10/8/2010 9:05:28 AM
I am trying, for the last time, to see if I can find the right man for me here. So many obstacles, but yet I try. This is the only place I can speak openly of what I seek, the only place where the right person will understand. I hold little hope, but it's not extinguished, or I would not be here now.
11/7/2008 11:30:01 AM
Family (i.e., parents) stuff has gotten in the way of my looking. Except for going down for Thanksgiving, I think I'm actually going to be available for a while. Hopefully someone will (still) be interested. :/
8/23/2008 1:33:54 PM
So much for wishful thinking. But, finally, the Spring/Summer from Hell is almost over. Of course, so is summer, alas. If you read my profile, wrote a thoughtful letter, and I didn't respond, my deepest apologies. Should we get to know each other better, you'll find out what's been going on.
8/11/2008 10:44:48 AM
Yep, finally out from under. *glug glug*. Now there's all that catching up on everything else, of course. Sigh. But one of those things is trying to find guys here who are compatible, because it's been way too long since i had sex, much less had a real connection with someone. (And, no, that doesn't mean I'm looking for casual sex.)
8/2/2008 4:08:58 PM
I can't believe how long it's been since I was here. Two months?! I've been drowning in work and family stuff (of the parental variety), and haven't had the time, energy, or focus to be here. I'm finally coming up for air and hoping to find a someone. "The someone" is too much pressure, I think, although that would be ideal.
6/7/2008 2:20:21 PM
Auggh. Been away for too long, and not because there's a new guy in my life. Life has just been getting in the way in so many ways. But time's a-wasting, and so I creep back in this afternoon.
4/29/2008 11:56:19 AM
For those who have written to me, I have been out of town for a while visiting my folks. Sorry for the long delay. I should note that I will send a photo to people who have shared theirs with me or put one in a profile. I'm not trying to hide myself but I also don't feel like putting myself on display, given how few men seem to have put pictures up. You may recognise me, as I had another profile with a picture on it. After rethinking what I was looking for, a fresh start seemed to be a good thing and thus a new profile.
4/16/2008 1:37:40 PM
I wonder it's because I didn't post a picture or because I was upfront about wanting, in the end, to find the right person that I've had next to no responses. If someone wrote to me in a way that reflected that he read my profile and that it interested him I would be glad to exchange pictures. Or perhaps it's my age.
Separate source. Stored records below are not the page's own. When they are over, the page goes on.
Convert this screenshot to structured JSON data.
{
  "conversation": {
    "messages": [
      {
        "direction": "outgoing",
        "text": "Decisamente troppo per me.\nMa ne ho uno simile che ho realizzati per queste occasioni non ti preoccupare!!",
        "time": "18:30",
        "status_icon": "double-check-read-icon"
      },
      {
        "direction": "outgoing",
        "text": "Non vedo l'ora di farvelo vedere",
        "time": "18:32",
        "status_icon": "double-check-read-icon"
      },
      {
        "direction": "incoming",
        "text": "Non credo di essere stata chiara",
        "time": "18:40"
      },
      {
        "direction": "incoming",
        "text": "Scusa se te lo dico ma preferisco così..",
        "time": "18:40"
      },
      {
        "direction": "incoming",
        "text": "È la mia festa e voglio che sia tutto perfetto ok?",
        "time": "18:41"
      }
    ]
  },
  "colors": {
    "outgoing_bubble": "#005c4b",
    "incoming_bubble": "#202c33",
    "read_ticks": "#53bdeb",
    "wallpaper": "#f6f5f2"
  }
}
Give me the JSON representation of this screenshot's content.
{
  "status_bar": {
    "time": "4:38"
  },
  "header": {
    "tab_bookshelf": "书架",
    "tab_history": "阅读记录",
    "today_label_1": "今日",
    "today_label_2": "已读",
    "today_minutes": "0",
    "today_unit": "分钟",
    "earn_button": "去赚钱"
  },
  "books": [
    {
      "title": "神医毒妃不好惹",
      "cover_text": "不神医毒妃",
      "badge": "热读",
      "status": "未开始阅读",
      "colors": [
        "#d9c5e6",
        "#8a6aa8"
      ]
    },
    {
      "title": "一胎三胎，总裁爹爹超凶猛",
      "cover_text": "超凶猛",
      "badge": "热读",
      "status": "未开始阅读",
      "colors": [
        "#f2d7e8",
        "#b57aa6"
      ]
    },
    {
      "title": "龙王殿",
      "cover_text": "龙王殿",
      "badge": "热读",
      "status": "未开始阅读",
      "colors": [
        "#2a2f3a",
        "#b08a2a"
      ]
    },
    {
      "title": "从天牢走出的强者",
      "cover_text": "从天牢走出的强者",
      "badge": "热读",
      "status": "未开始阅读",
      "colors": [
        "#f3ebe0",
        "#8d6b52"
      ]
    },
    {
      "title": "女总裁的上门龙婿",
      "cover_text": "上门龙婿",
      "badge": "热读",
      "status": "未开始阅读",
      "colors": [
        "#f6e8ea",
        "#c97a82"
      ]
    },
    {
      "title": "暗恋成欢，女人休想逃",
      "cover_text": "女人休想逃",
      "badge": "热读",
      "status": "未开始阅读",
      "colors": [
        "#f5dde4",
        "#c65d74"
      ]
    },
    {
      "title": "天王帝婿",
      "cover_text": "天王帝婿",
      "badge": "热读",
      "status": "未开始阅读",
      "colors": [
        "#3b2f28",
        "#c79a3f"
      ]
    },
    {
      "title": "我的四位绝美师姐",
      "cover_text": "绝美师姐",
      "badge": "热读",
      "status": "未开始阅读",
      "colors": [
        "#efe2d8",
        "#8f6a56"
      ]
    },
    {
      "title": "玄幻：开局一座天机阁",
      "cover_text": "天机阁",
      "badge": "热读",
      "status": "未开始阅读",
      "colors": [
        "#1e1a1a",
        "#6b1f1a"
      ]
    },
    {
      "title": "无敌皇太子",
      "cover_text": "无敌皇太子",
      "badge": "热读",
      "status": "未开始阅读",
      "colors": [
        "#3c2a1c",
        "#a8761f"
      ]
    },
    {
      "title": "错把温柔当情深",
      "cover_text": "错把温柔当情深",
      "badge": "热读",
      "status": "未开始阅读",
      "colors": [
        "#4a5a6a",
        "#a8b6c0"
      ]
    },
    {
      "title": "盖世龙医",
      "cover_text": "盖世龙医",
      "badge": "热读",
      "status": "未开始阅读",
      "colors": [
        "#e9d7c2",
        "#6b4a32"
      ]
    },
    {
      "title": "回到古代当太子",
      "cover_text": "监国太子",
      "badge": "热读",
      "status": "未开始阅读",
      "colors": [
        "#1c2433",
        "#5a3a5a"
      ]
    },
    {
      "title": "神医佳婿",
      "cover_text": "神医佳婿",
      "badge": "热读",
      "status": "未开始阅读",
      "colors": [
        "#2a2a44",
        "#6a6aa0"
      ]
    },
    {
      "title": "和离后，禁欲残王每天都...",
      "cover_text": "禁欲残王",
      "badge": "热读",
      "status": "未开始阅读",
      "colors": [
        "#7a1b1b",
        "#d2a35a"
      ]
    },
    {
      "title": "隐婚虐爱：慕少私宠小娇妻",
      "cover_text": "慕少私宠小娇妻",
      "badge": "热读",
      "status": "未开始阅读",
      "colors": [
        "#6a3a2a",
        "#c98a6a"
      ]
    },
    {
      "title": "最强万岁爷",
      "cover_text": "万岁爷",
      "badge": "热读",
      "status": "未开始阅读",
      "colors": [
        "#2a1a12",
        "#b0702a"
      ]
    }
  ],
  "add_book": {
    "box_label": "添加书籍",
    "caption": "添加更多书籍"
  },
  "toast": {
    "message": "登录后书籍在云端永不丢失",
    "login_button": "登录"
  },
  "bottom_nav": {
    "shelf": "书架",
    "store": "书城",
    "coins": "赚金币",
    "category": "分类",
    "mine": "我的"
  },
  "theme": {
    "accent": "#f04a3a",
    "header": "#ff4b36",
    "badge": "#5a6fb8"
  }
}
It's too bad I didn't discover what I was and what I enjoyed when I was prime target age, not only because I've lost all of those years of being myself and having a far more exciting and rewarding sex life, but because I would be flooded with suitors. Or maybe there aren't that many men here that are interested in getting more than sex, or have the specific goal of obtaining a slave. With the right man I would probably be deeply submissive (is that a slave?), but there's no way to know what we'll be to each other ahead of time. I'm not someone who is an instant slave, and setting that as someone's goal seems shallow. I don't want to go on vanilla dating sites. I'm not vanilla. I want more than vanilla sex, more than just a little spanking. I wish I were vanilla, because there are many many vanilla men out there looking for a real relationship, but I'm not. So what am I to do?